While Assange is measured in the way he speaks and is undoubtedly smart and thinks strategically, his views about women are disturbing. He insists on asserting that the Swedish women who brought charges against him are part of a ‘radical feminist’ movement, a defense that misogynists are prone to make, even as his lawyer and other advisors try to get him to tone down his language and be more conciliatory. He comes across and analytical but cold, for whom the mission is paramount. Add in the charges against Appelbaum, and this film adds to the sense that although women are heavily involved in WikiLeaks and internet activism (Sarah Harrison plays a prominent role in WikiLeaks and in this film, and also accompanied Snowden on his flight to Russia), they have to be on their guard in that culture.

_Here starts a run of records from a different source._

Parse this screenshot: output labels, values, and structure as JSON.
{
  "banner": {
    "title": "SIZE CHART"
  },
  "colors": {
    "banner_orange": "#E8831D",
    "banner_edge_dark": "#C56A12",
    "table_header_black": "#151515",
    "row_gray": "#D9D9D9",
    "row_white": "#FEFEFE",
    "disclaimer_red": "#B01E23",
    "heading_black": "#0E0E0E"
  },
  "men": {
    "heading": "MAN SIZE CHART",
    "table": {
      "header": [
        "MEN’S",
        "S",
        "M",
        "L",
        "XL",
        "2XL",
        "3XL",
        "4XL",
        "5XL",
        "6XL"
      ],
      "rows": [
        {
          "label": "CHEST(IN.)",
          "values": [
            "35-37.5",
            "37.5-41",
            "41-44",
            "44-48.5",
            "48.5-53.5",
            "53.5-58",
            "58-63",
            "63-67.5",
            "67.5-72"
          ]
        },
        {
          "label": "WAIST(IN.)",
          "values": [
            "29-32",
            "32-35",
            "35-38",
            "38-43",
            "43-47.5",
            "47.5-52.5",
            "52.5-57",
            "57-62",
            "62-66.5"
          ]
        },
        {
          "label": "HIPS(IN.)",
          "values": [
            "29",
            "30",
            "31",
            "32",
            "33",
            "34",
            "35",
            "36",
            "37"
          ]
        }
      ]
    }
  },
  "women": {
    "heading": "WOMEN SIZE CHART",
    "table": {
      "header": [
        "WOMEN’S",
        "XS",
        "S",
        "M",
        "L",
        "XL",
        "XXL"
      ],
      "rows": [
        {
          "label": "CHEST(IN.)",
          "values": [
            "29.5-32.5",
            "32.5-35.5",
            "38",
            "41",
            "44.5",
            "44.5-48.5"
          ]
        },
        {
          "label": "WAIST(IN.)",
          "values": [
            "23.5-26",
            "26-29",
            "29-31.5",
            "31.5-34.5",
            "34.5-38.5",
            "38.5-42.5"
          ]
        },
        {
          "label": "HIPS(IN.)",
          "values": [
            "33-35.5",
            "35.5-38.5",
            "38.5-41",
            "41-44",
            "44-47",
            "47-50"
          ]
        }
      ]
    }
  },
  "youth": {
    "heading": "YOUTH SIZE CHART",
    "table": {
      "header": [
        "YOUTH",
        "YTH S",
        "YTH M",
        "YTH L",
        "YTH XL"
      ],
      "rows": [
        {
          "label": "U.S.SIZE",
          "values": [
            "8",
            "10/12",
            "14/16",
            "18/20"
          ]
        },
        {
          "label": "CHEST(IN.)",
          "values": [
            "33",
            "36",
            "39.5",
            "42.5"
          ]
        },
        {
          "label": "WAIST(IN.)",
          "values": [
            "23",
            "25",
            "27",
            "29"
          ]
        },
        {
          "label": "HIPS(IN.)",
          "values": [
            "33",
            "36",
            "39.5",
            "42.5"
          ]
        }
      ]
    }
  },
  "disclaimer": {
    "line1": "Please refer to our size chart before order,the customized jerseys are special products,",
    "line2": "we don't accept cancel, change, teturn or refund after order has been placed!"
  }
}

So this story is a complicated one, partly because the subject this time Assange is more ambiguous and less likable than Snowden, and unless one knows the outlines of the WikiLeaks saga one might be confused. It is reported that Assange and the people around him are not happy with how he is portrayed in this film, and at the very end he says that the film will be damaging to him.
On the lighter side, one can savor the sudden appearance of Lady Gaga who turns up at the Ecuadoran embassy to interview Assange, and enjoy how this highly cerebral and cagey person, who says that his own feelings are not important and who seems to be always on his guard, responds to her somewhat inane questions, such as whether he ever cries, even when he is happy. The brusque answer is no.